Debt management or debt consolidation: Which one is better?

Debt management or debt consolidation: Which one is better?

Feeling frustrated seeing the debt burden? You might wonder which strategy to implement. It is indeed difficult to decide if you should attempt debt management or debt consolidation.

Both of them have their pros and cons. You have to pick one based on your situation and requisites. Don’t follow others as their requirements might be dissimilar from yours!

Although debt consolidation and debt management might sound the same, they serve different purposes. Besides, they address different problems. Just because both the terms consist of the word ‘debt’, it does not mean they can solve the same problem.

Depending on the magnitude of debt, you can take out bad credit loans for debt payments. It only depends on the spectrum of your necessity. Above all, your affordability should decide what you should do with your debts.

Debt management can help you reduce the quantity of debt you owe. Therefore, basically, it addresses how much debt you hold. On the other hand, the debt consolidation method enables you to reduce the number of creditors you have to pay. In this case, it does not matter if you carry a large or small number of debts.

Still confused? To clear off your doubts on which way to choose to handle debts that are hard to bear for you now, you can take a glance at the information shared in this blog.

Fundamental difference

To finalize the strategies that would fit the best for your situation, understand both the concepts separately. You can do it here:

Debt management

It is also referred to as a debt settlement plan. This strategy lets you focus on some of the portions of the debt that you can pay off with leftover money you have. You will have to convince the creditor to settle an amount that is less than the actual amount of debt you have.

Make sure to carry the amount that has to be cleared off; otherwise, the creditor might not get ready to negotiate with you. It is a good option if you are out of cash altogether.

You have some emergency savings to meet the requirement of the creditor. You need to involve a third-party negotiator to approach the creditors. All your debts will be settled and regarded as defaults or late payments. Be alert as too much debt can show as a number of missed payments in your credit history.

Pros

You can waive off the total amount of debt without meeting the overall balance

You can get rid of debts even by paying off a smaller amount of money

Cons

It can affect your credit scores

It can hamper your odds of getting future credits

When is this option viable for you?

You can prefer debt management or a settlement plan if you deal with credit card debts or overdrafts. It is vital for you to have a stable and permanent source of income to ensure immediate payment of debts as settled during negotiation.

You have to commit to meeting the payment within the settled date and time. Only after that can you enjoy the perks of low-interest rates.

Seek this option if you can make adjustments in spending. Besides, you have to make sure you will not borrow money while you are working on this plan. It is a feasible alternative if you are in condition to execute the plan while handling other financial priorities.

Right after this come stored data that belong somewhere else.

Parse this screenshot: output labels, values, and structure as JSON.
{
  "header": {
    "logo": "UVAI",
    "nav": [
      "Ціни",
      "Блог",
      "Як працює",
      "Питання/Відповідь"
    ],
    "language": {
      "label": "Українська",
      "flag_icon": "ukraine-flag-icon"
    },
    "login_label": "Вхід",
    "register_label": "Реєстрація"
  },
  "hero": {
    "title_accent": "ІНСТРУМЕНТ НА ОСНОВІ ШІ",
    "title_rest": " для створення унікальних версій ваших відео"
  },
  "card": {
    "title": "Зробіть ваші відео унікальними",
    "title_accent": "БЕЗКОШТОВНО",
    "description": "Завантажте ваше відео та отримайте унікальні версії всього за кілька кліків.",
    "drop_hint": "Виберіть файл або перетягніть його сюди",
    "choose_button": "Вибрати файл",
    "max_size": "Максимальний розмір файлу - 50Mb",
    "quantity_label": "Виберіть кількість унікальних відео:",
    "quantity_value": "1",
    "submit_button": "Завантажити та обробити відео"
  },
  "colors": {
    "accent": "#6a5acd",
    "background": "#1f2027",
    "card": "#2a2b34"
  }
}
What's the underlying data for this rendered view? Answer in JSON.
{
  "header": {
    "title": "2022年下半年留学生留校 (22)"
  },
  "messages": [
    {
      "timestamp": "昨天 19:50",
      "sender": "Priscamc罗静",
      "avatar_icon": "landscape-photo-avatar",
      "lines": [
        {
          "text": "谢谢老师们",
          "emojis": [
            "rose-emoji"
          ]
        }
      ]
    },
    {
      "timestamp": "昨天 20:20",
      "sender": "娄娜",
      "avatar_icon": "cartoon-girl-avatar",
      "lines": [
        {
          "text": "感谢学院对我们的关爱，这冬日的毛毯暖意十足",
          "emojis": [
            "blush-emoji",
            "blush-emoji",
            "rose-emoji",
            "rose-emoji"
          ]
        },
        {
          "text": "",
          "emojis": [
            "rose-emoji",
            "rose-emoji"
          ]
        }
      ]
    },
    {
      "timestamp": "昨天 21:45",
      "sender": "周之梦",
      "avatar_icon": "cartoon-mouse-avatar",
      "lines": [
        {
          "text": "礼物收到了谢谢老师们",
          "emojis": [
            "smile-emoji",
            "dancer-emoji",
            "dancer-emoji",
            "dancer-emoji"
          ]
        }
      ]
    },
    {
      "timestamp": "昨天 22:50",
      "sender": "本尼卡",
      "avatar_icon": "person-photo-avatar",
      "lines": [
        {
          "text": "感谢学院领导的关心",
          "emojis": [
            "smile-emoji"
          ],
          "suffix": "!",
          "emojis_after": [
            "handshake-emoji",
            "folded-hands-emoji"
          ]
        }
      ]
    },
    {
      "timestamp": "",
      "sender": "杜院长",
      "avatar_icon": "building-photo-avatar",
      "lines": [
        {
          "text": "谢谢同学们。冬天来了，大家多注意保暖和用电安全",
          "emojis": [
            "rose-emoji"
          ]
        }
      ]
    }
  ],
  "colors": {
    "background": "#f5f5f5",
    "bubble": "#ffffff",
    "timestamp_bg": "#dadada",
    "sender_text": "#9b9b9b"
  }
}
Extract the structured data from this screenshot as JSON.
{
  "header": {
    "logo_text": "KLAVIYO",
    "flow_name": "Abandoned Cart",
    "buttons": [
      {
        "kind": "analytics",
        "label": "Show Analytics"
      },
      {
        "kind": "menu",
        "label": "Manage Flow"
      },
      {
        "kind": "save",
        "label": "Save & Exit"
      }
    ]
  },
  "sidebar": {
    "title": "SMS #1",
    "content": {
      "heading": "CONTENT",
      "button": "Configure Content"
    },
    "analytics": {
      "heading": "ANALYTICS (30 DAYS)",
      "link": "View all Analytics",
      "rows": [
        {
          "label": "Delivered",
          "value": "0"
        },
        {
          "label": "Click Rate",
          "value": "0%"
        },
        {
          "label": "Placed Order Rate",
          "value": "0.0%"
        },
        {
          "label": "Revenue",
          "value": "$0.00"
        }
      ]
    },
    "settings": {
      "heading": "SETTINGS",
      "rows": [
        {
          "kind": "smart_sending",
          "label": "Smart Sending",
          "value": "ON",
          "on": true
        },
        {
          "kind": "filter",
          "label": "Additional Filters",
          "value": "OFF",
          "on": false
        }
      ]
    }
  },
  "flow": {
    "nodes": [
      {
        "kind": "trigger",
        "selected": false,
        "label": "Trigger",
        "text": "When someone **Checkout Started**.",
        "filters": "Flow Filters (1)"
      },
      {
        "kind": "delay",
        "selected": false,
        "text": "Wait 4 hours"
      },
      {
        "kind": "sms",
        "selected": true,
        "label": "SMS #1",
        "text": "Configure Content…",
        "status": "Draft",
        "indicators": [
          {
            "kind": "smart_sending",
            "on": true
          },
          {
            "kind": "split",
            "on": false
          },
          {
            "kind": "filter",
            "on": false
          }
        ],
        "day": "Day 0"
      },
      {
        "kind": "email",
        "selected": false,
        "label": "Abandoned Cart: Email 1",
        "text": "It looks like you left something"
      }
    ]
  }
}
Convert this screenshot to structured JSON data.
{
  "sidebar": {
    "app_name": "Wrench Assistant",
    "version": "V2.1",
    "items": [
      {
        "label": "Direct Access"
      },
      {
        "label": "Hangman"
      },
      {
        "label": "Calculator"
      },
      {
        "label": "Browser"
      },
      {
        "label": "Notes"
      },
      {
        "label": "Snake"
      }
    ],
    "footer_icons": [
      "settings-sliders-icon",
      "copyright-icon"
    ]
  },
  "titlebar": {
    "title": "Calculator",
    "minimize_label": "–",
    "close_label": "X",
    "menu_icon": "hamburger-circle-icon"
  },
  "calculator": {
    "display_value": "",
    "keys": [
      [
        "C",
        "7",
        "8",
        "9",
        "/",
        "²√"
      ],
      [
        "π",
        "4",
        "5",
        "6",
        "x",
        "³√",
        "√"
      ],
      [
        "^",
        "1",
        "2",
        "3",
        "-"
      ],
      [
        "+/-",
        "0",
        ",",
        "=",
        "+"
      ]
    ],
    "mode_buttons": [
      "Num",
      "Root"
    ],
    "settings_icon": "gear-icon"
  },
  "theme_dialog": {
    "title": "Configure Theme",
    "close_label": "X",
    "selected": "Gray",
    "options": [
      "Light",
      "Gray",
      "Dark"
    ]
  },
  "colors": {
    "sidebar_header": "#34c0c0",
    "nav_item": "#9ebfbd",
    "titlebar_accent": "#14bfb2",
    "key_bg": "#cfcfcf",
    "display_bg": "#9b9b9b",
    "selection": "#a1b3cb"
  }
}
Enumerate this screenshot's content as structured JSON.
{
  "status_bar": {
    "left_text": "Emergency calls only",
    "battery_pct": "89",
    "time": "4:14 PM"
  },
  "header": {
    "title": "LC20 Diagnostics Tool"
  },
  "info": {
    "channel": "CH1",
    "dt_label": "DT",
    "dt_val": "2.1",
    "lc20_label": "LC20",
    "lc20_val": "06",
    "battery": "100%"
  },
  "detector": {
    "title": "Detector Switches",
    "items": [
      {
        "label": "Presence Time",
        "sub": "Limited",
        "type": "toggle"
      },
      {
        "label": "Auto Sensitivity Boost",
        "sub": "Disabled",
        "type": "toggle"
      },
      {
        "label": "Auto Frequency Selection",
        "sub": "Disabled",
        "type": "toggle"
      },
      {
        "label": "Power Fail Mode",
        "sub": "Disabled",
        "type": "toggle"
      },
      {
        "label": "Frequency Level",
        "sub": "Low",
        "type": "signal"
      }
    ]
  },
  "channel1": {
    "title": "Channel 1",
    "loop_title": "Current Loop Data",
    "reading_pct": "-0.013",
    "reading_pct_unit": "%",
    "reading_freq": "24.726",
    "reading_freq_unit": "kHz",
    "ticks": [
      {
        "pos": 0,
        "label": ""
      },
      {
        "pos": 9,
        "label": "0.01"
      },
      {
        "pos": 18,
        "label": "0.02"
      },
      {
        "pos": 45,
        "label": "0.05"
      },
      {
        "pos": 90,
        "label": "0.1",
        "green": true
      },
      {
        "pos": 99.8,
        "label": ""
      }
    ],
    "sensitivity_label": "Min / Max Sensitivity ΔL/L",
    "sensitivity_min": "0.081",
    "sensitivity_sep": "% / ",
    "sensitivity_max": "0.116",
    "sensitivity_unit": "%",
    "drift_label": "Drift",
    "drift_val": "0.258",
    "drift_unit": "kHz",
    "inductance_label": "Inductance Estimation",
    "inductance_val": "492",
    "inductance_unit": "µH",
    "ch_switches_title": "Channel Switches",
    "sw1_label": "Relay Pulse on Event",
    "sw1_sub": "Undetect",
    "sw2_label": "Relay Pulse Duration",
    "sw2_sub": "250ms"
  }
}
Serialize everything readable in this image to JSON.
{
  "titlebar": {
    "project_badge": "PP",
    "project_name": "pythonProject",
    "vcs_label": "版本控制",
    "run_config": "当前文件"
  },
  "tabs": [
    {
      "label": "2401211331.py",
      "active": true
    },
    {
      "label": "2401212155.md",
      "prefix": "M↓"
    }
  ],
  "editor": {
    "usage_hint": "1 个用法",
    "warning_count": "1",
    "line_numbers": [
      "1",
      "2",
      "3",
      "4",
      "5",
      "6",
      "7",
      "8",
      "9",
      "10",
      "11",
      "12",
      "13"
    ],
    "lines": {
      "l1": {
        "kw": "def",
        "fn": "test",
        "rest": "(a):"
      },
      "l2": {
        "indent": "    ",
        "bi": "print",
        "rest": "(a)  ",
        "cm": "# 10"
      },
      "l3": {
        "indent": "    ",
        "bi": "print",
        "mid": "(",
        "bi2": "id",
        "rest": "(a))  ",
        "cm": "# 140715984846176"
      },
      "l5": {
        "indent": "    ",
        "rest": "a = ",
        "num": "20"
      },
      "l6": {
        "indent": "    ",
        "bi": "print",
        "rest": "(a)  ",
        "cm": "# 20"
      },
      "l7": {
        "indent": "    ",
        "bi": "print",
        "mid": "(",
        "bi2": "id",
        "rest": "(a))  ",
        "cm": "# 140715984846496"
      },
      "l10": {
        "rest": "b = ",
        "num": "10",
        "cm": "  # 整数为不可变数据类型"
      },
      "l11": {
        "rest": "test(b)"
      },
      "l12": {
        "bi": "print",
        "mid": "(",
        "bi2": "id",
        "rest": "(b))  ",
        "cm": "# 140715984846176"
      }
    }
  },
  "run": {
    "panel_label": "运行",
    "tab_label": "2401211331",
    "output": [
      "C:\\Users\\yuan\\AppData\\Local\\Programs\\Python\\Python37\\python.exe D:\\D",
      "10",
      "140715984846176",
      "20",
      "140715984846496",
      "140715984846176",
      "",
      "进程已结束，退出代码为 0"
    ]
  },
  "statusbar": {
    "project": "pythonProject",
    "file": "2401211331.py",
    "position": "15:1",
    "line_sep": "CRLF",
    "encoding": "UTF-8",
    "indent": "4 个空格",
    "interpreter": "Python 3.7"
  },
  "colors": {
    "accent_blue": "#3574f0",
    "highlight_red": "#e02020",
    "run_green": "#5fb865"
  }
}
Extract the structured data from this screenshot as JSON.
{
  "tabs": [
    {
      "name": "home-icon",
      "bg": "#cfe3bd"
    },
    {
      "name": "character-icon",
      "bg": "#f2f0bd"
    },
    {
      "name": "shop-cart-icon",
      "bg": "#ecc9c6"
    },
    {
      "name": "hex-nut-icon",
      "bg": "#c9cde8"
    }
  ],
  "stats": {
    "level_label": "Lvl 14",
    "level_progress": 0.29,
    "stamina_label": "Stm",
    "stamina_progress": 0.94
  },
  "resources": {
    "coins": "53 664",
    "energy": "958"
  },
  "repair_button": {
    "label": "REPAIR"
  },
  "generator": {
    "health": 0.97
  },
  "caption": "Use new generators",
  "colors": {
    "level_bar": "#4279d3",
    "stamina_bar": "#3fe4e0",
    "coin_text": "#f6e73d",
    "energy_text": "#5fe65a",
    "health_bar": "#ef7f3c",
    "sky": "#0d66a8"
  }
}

You possess efficient budgeting skills. It can ensure successful payment of debts and management of other expenses.

Debt consolidation

It is a process of combining past debts into a single segment. It ensures you don’t have to attend to different debts at one time. So, you will have to meet a single interest rate.

There are ways to can combine and pay off debts. You can choose any of the methods as per convenience and budget. Don’t go overboard and opt for an alternative that is beyond your affordability.

With this option, there is a possibility for you to handle debts by paying low monthly payments or at lower interest rates. It can relieve the stress caused because of the different types of debts you owe.

Pros

Repayment becomes easy and manageable

Relief from the burden of high-interest rates

Cons

Continue paying off till an extended duration

The overall interest payment is more than you actually expected

When is this alternative viable for you?

You can turn to this option of debt consolidation based on your circumstance. It enables you to get a complete overview of the current status of your finances. It tells you about the interest amount that you are covering.

You can pick this alternative if you are not in a position to handle many debts together. In short, you want a single way to deal with the ongoing debt problem. This option would demand to budget so that you can track and curtail your expenses to make space for additional money.

If interest rates to consolidate debts are lower than what you are paying as a whole till now, it is indeed a good option for you.

How to decide between the two alternatives?

Your circumstances and financial capacity can choose the best way for you. If you are confused between these two choices, the ideal thing is to conduct a comparative study for complete clarity.

You must ponder upon different points that are related to your financial well-being before taking the final plunge.

The bottom line

When you get stuck with debts, choosing the best way becomes difficult. It could be because you don’t possess in-depth knowledge of how debt management and debt consolidation can come in handy for your purpose.

Let your financial need and ability decide if getting loans like provident would be helpful or not. But one thing you must not forget while dealing with these loans is that you need to be living in Ireland to avail of this loan facility.

Before you reach any decision, consider weighing both options. Take every financial aspect into account, like credit scores that could feel the impact of your decision.